Quiet Invasion(121)
Kevin looked from Derek to her. “I hope you’re right, Dr. Meyer.”
Neither of them said good-bye. Grace walked out. Her stomach knotted up on her as she passed the guard stationed on the door and started down the busy residential corridor.
They would not go to prison. Grace watched her own feet as she headed for the stairs. They would drink the beer she’d brought, tonight, or perhaps tomorrow. They’d drain all the bottles contained.
Then, sometime within the next week, they’d die. By then they’d have eaten over a dozen meals and their buddies from the scarab crews would have brought them at least as many beers. The traces in their guts would make it appear that they had died of severe food poisoning. Her bottles would have long since been recycled and it would be next to impossible to say where the contagion had come from. The kitchens and food processors would have a bad week while they were turned upside down, but that couldn’t be helped.
Organic chemistry was useful for so many things.
No, Derek and Kevin would not go to jail. There was so much work to be done. No one would ignore her anymore; no one would tell her that her work might reflect badly on Venera as a whole. There was one person left who might connect Grace’s name to the fraud, but that one had so much to lose that she would not risk it. Grace was certain of that.
Grace lifted her head as she started up the stairs and found she could meet the gazes of the people she passed quite easily.
There was important work to do. She had to be free to do it.
Chapter Thirteen
BEN PACED HIS OFFICE, trying to be patient. He had one of the few private spaces on the administrative level. The dampeners in the walls meant he couldn’t hear the continual buzz and bustle going on outside. Sometimes he dropped them. He liked being around people. He did not like being shut up and alone, but there were things for which he needed privacy.
Like the transmission he was waiting for.
The office did have a real window, allowing him to see the cloudscape with its continual whorls and ripples and flashes of lightning. So different from Mars or the Moon. Those were static worlds. What motion there was, humans brought. Venus though…Venus was alive in its own right. It still had a beating heart under its volcanoes, and it still shifted and shrugged its crust, even without plate tectonics.
He could have spent his life studying this place. He could have given himself up to the world the way Helen had if there hadn’t been other considerations.
He glanced back at his gently humming desk. Anyone running a systems sweep would think he was busy processing satellite data with the new criteria of observing the aliens (Holy God, those aliens!) and their artifacts. What he was actually doing was looking for a transmission signature. When his scanner found it, the transmission would be routed straight to the desk without having to go through Venera’s usual exchanges and checks.
It wasn’t something he liked to do very often. Michael and Michael’s people were very good at what they did. Trying to get around their security measures was a chancy business at best.
Venera was alive with activity, speculation, and wonder. Everybody wanted their chance to go meet the neighbors. Michael was going to have to forcibly restrain Grace before long. They tried to tell her the board’s consensus was that there should be only a limited contact team. Just for now, of course, until a good understanding had been established with the People.
Ben shook his head. They couldn’t tell her the real reason only one scarab was being kept down there. He’d guessed at that reason and had told Helen his guess in private. Her silence had been enough to tell him he’d guessed correctly.

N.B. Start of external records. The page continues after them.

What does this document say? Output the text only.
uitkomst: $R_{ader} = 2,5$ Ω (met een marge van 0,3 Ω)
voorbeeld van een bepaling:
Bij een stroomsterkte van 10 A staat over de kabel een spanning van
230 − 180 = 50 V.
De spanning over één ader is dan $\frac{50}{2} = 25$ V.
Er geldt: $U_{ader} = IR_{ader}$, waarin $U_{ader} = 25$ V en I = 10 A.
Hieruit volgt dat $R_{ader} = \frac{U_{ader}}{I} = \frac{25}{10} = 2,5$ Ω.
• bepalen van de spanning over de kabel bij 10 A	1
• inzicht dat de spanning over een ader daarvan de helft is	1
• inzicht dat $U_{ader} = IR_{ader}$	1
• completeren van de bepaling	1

The Venerans needed to talk to the aliens. They needed as much information as they could get. Every bit of information they controlled was an edge on the C.A.C. But if anybody made a damning mistake, they needed to be able to say to the U.N., “It was your people who did that, not ours.”
For the first time in a long time, he’d agreed absolutely with Helen’s strategy.

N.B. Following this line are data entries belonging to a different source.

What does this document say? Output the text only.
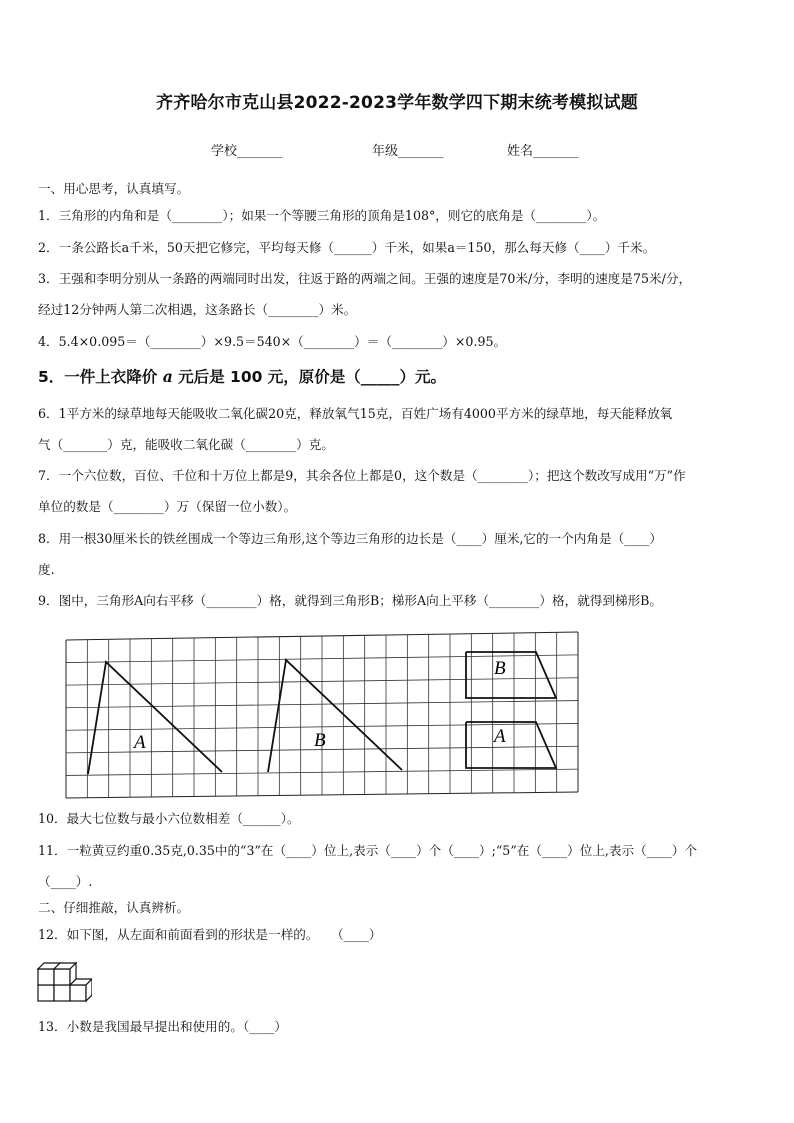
齐齐哈尔市克山县2022-2023学年数学四下期末统考模拟试题
学校_______	年级_______	姓名_______
一、用心思考，认真填写。
1．三角形的内角和是（________）；如果一个等腰三角形的顶角是108°，则它的底角是（________）。
2．一条公路长a千米，50天把它修完，平均每天修（______）千米，如果a＝150，那么每天修（____）千米。
3．王强和李明分别从一条路的两端同时出发，往返于路的两端之间。王强的速度是70米/分，李明的速度是75米/分，
经过12分钟两人第二次相遇，这条路长（________）米。
4．5.4×0.095＝（________）×9.5＝540×（________）＝（________）×0.95。
5．一件上衣降价 a 元后是 100 元，原价是（_____）元。
6．1平方米的绿草地每天能吸收二氧化碳20克，释放氧气15克，百姓广场有4000平方米的绿草地，每天能释放氧
气（_______）克，能吸收二氧化碳（________）克。
7．一个六位数，百位、千位和十万位上都是9，其余各位上都是0，这个数是（________）；把这个数改写成用“万”作
单位的数是（________）万（保留一位小数）。
8．用一根30厘米长的铁丝围成一个等边三角形,这个等边三角形的边长是（____）厘米,它的一个内角是（____）
度.
9．图中，三角形A向右平移（________）格，就得到三角形B；梯形A向上平移（________）格，就得到梯形B。
A	B
B
A
10．最大七位数与最小六位数相差（______）。
11．一粒黄豆约重0.35克,0.35中的“3”在（____）位上,表示（____）个（____）;“5”在（____）位上,表示（____）个
（____）.
二、仔细推敲，认真辨析。
12．如下图，从左面和前面看到的形状是一样的。　　（____）
13．小数是我国最早提出和使用的。（____）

His desk chimed. Ben was beside it in two long strides. The screen cleared and Frezia Cheney looked out at him.
“Paul.” It had been so long since he’d used that name on a regular basis that it felt as if she were talking to some stranger. “Your word’s been spread. Much to the chagrin of the yewners, may I add.” Mischief sparkled in her eyes for a moment and then faded away.
“I hate to have to say this, but no one else is even close to ready for a succession attempt, distractions or paradigm shifts notwithstanding. They’re going to have to let the chance pass. We’re feeling the loss of Fuller here. There’s no unifying voice anymore. There’s no one person to talk to.” She paused and shook her head. “The demo at the shipyard hasn’t even managed to unite the Lunars.”